The internet will be a bit sadder place as e-mail inventor Ray Tomlinson passed away.
By: Ringo Bones
The internet pioneer and e-mail inventor Ray Tomlinson passed away on Saturday, March 5, 2016 at the age of 74 of an apparent heart attack. The US computer programmer came up with the idea of electronic messages that could be sent from one network to another back in 1971. His invention included the ground-breaking use of the “@” symbol in e-mail addresses, which is now standard.
Ray Tomlinson has sent what is now regarded as the first e-mail while working in Boston as an engineer for the research company Bolt, Beranek and Newman. The firm played a big role in developing an early version of the internet, known as Arpanet. However, Tomlinson later said he could not remember what was in that first test message, describing it as “completely forgettable”. His work was recognized by his peers back in 2012, when he was inducted into the Internet Hall of Fame.

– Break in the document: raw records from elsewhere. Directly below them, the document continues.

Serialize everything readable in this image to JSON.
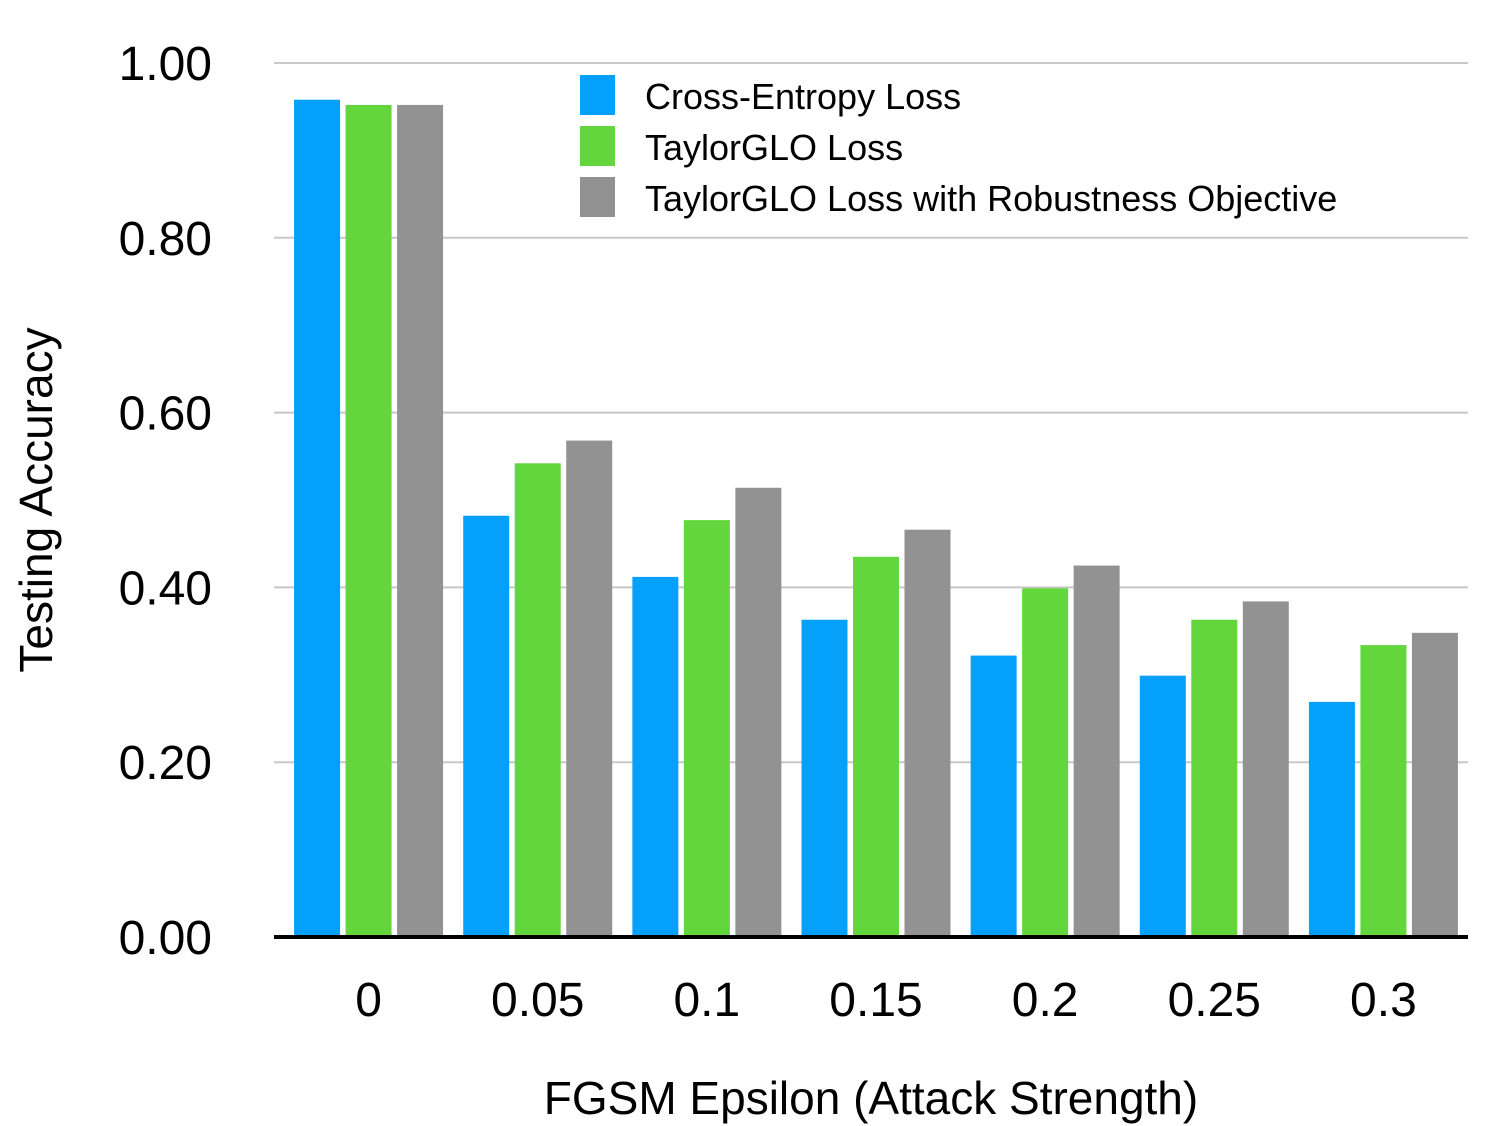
{
  "chart_data": {
    "type": "bar",
    "xlabel": "FGSM Epsilon (Attack Strength)",
    "ylabel": "Testing Accuracy",
    "ylim": [
      0,
      1
    ],
    "yticks": [
      "0.00",
      "0.20",
      "0.40",
      "0.60",
      "0.80",
      "1.00"
    ],
    "ytick_values": [
      0,
      0.2,
      0.4,
      0.6,
      0.8,
      1.0
    ],
    "grid": true,
    "legend_position": "top-right",
    "categories": [
      "0",
      "0.05",
      "0.1",
      "0.15",
      "0.2",
      "0.25",
      "0.3"
    ],
    "series": [
      {
        "name": "Cross-Entropy Loss",
        "color": "#05a0fa",
        "values": [
          0.958,
          0.482,
          0.412,
          0.363,
          0.322,
          0.299,
          0.269
        ]
      },
      {
        "name": "TaylorGLO Loss",
        "color": "#62d63c",
        "values": [
          0.952,
          0.542,
          0.477,
          0.435,
          0.399,
          0.363,
          0.334
        ]
      },
      {
        "name": "TaylorGLO Loss with Robustness Objective",
        "color": "#929292",
        "values": [
          0.952,
          0.568,
          0.514,
          0.466,
          0.425,
          0.384,
          0.348
        ]
      }
    ]
  }
}
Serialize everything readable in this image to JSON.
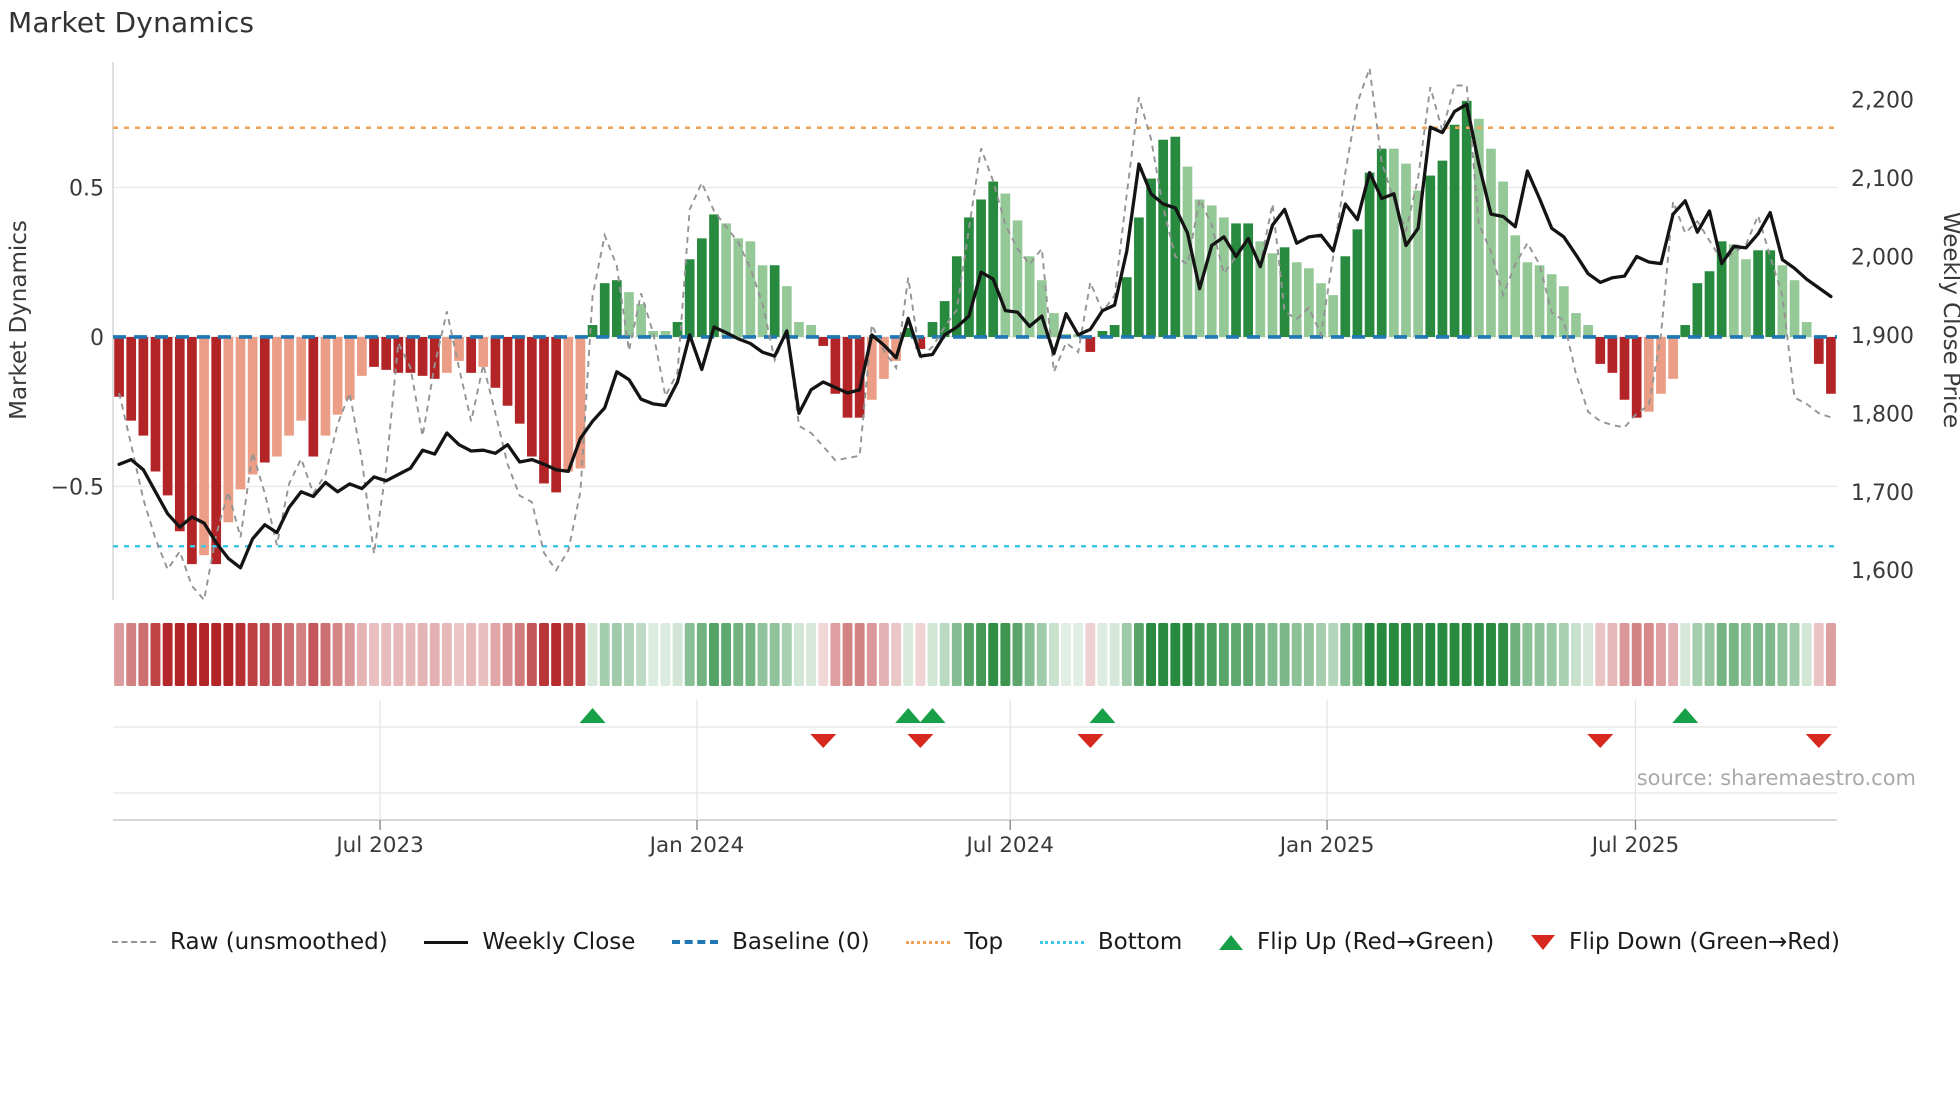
{
  "title": "Market Dynamics",
  "source": "source: sharemaestro.com",
  "legend": {
    "items": [
      {
        "label": "Raw (unsmoothed)",
        "swatch": "raw-line"
      },
      {
        "label": "Weekly Close",
        "swatch": "close-line"
      },
      {
        "label": "Baseline (0)",
        "swatch": "baseline"
      },
      {
        "label": "Top",
        "swatch": "top-threshold"
      },
      {
        "label": "Bottom",
        "swatch": "bottom-threshold"
      },
      {
        "label": "Flip Up (Red→Green)",
        "swatch": "flip-up-marker"
      },
      {
        "label": "Flip Down (Green→Red)",
        "swatch": "flip-down-marker"
      }
    ]
  },
  "axes": {
    "left_label": "Market Dynamics",
    "right_label": "Weekly Close Price",
    "left_ticks": [
      {
        "value": 0.5,
        "label": "0.5"
      },
      {
        "value": 0,
        "label": "0"
      },
      {
        "value": -0.5,
        "label": "−0.5"
      }
    ],
    "right_ticks": [
      {
        "value": 2200,
        "label": "2,200"
      },
      {
        "value": 2100,
        "label": "2,100"
      },
      {
        "value": 2000,
        "label": "2,000"
      },
      {
        "value": 1900,
        "label": "1,900"
      },
      {
        "value": 1800,
        "label": "1,800"
      },
      {
        "value": 1700,
        "label": "1,700"
      },
      {
        "value": 1600,
        "label": "1,600"
      }
    ],
    "x_ticks": [
      {
        "label": "Jul 2023",
        "week": 21.5
      },
      {
        "label": "Jan 2024",
        "week": 47.6
      },
      {
        "label": "Jul 2024",
        "week": 73.4
      },
      {
        "label": "Jan 2025",
        "week": 99.5
      },
      {
        "label": "Jul 2025",
        "week": 124.9
      }
    ]
  },
  "colors": {
    "bar_dark_red": "#b32427",
    "bar_light_red": "#eb9e85",
    "bar_dark_green": "#288a3e",
    "bar_light_green": "#95c897",
    "baseline": "#1f77b4",
    "top": "#f0a359",
    "bottom": "#3ec6e8",
    "raw": "#949494",
    "close": "#141414",
    "flip_up": "#18a048",
    "flip_down": "#d7281f",
    "grid": "#e8e8e8",
    "spine": "#cccccc",
    "tick_text": "#3a3a3a"
  },
  "chart_data": {
    "type": "bar",
    "subtype": "weekly oscillator bars + close/raw price lines + heatmap strip + flip markers",
    "n_weeks": 142,
    "ylim_left": [
      -0.88,
      0.92
    ],
    "ylim_right": [
      1562,
      2248
    ],
    "thresholds": {
      "baseline": 0,
      "top": 0.7,
      "bottom": -0.7
    },
    "osc": [
      -0.2,
      -0.28,
      -0.33,
      -0.45,
      -0.53,
      -0.65,
      -0.76,
      -0.73,
      -0.76,
      -0.62,
      -0.51,
      -0.46,
      -0.42,
      -0.4,
      -0.33,
      -0.28,
      -0.4,
      -0.33,
      -0.26,
      -0.21,
      -0.13,
      -0.1,
      -0.11,
      -0.12,
      -0.12,
      -0.13,
      -0.14,
      -0.12,
      -0.08,
      -0.12,
      -0.1,
      -0.17,
      -0.23,
      -0.29,
      -0.4,
      -0.49,
      -0.52,
      -0.45,
      -0.44,
      0.04,
      0.18,
      0.19,
      0.15,
      0.11,
      0.02,
      0.02,
      0.05,
      0.26,
      0.33,
      0.41,
      0.38,
      0.33,
      0.32,
      0.24,
      0.24,
      0.17,
      0.05,
      0.04,
      -0.03,
      -0.19,
      -0.27,
      -0.27,
      -0.21,
      -0.14,
      -0.08,
      0.03,
      -0.04,
      0.05,
      0.12,
      0.27,
      0.4,
      0.46,
      0.52,
      0.48,
      0.39,
      0.27,
      0.19,
      0.08,
      0.01,
      0.01,
      -0.05,
      0.02,
      0.04,
      0.2,
      0.4,
      0.53,
      0.66,
      0.67,
      0.57,
      0.46,
      0.44,
      0.4,
      0.38,
      0.38,
      0.32,
      0.28,
      0.3,
      0.25,
      0.23,
      0.18,
      0.14,
      0.27,
      0.36,
      0.55,
      0.63,
      0.63,
      0.58,
      0.49,
      0.54,
      0.59,
      0.71,
      0.79,
      0.73,
      0.63,
      0.52,
      0.34,
      0.25,
      0.24,
      0.21,
      0.17,
      0.08,
      0.04,
      -0.09,
      -0.12,
      -0.21,
      -0.27,
      -0.25,
      -0.19,
      -0.14,
      0.04,
      0.18,
      0.22,
      0.32,
      0.31,
      0.26,
      0.29,
      0.29,
      0.24,
      0.19,
      0.05,
      -0.09,
      -0.19
    ],
    "shade": "dddddddldllldllldlllllddddddlldlddddddllddlllldddullldllldd",
    "shade_full": "dddddddldllldllldllllddddddlldlddddddllddllllddddlllldllld1",
    "shade_pattern": "dddddddldllldllldllllddddddlldlddddddllddllllddddlllldllldddddlllddddddddlllllllddddddddllllddlldllllddddllldddddllllllllllddddllldddd1",
    "shades": "dddddddldllldllldllllddddddlldlddddddllddllllddddlllldllldddddlllddddddddlllllllddddddddllllddlldlllldddlllddddllllllllllddddllldddd",
    "bar_shades": "dddddddldllldlllldddd",
    "shade_string": "dddddddldllldllldlllldddddd",
    "bar_shade_string": "dddddddldllldllldlllddddddlld",
    "shade_chars": "dddddddldllldllldlllddddddlldlddddddllddllllddddllll",
    "bar_shade": "dddddddldllldllldllllddddddlldlddddddlldddlllldddd",
    "shade_codes": "dddddddldl lldllldlll lddddddlld lddddddlld ddlllldddd lllldllldd ddlllddddd dddlllllll ddddddddll llddlldlll lddddllldd ddllllllll llddddllld dddllddlll dd",
    "close": [
      1735,
      1741,
      1728,
      1700,
      1672,
      1655,
      1668,
      1660,
      1635,
      1615,
      1603,
      1640,
      1658,
      1648,
      1680,
      1700,
      1694,
      1712,
      1700,
      1710,
      1704,
      1719,
      1714,
      1722,
      1730,
      1753,
      1748,
      1775,
      1760,
      1752,
      1753,
      1749,
      1760,
      1738,
      1741,
      1735,
      1728,
      1726,
      1768,
      1790,
      1807,
      1853,
      1843,
      1818,
      1812,
      1810,
      1840,
      1900,
      1856,
      1910,
      1903,
      1895,
      1889,
      1878,
      1873,
      1905,
      1800,
      1830,
      1840,
      1833,
      1826,
      1830,
      1900,
      1887,
      1871,
      1921,
      1873,
      1875,
      1900,
      1910,
      1924,
      1980,
      1971,
      1931,
      1929,
      1911,
      1924,
      1876,
      1927,
      1900,
      1907,
      1931,
      1938,
      2007,
      2118,
      2080,
      2067,
      2062,
      2030,
      1959,
      2014,
      2025,
      2000,
      2023,
      1987,
      2040,
      2060,
      2017,
      2025,
      2027,
      2007,
      2067,
      2047,
      2107,
      2074,
      2080,
      2014,
      2036,
      2165,
      2158,
      2185,
      2194,
      2118,
      2054,
      2051,
      2038,
      2109,
      2074,
      2036,
      2025,
      2002,
      1978,
      1967,
      1973,
      1975,
      2000,
      1993,
      1991,
      2054,
      2071,
      2031,
      2058,
      1991,
      2013,
      2011,
      2029,
      2056,
      1996,
      1985,
      1971,
      1960,
      1949
    ],
    "raw": [
      1826,
      1760,
      1690,
      1640,
      1601,
      1624,
      1580,
      1562,
      1645,
      1700,
      1642,
      1750,
      1698,
      1632,
      1710,
      1742,
      1698,
      1722,
      1786,
      1826,
      1740,
      1621,
      1730,
      1890,
      1858,
      1771,
      1862,
      1930,
      1858,
      1790,
      1862,
      1800,
      1735,
      1695,
      1687,
      1622,
      1600,
      1625,
      1700,
      1950,
      2027,
      1988,
      1880,
      1953,
      1902,
      1822,
      1852,
      2060,
      2094,
      2058,
      2038,
      2018,
      1985,
      1940,
      1868,
      1905,
      1784,
      1775,
      1758,
      1740,
      1743,
      1746,
      1913,
      1880,
      1858,
      1973,
      1870,
      1885,
      1910,
      1932,
      2035,
      2138,
      2096,
      2040,
      2010,
      1990,
      2010,
      1853,
      1890,
      1878,
      1967,
      1930,
      1950,
      2080,
      2203,
      2150,
      2062,
      2000,
      1990,
      2073,
      2040,
      1978,
      2000,
      2023,
      1990,
      2067,
      1930,
      1920,
      1935,
      1900,
      2000,
      2107,
      2196,
      2240,
      2120,
      2072,
      2033,
      2100,
      2216,
      2160,
      2218,
      2218,
      2042,
      2006,
      1951,
      1990,
      2017,
      1990,
      1929,
      1918,
      1850,
      1802,
      1790,
      1785,
      1782,
      1800,
      1810,
      1900,
      2070,
      2030,
      2045,
      2020,
      1995,
      2005,
      2015,
      2052,
      2000,
      1950,
      1820,
      1812,
      1800,
      1795
    ],
    "flip_up_weeks": [
      39,
      65,
      67,
      81,
      129
    ],
    "flip_down_weeks": [
      58,
      66,
      80,
      122,
      140
    ]
  }
}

45 years after the first ever e-mail was sent, such form of internet communication has become so ubiquitous that it has even become a topic of political contention – i.e. US Presidential hopeful Hillary Clinton’s ongoing e-mail scandal. And despite of the widespread popularity of “newfangled” social media networks that only began during the first decade of the 21st Century, sending messages and other electronic files via e-mail is still the de rigueur method used by some due to its ease of use in relation to its security in comparison to upstart social media accounts. Will e-mail accounts like those pioneered by Ray Tomlinson as we know it still be around 50 years from now or will it be finally superseded by some much improved version wholly different from what we currently use?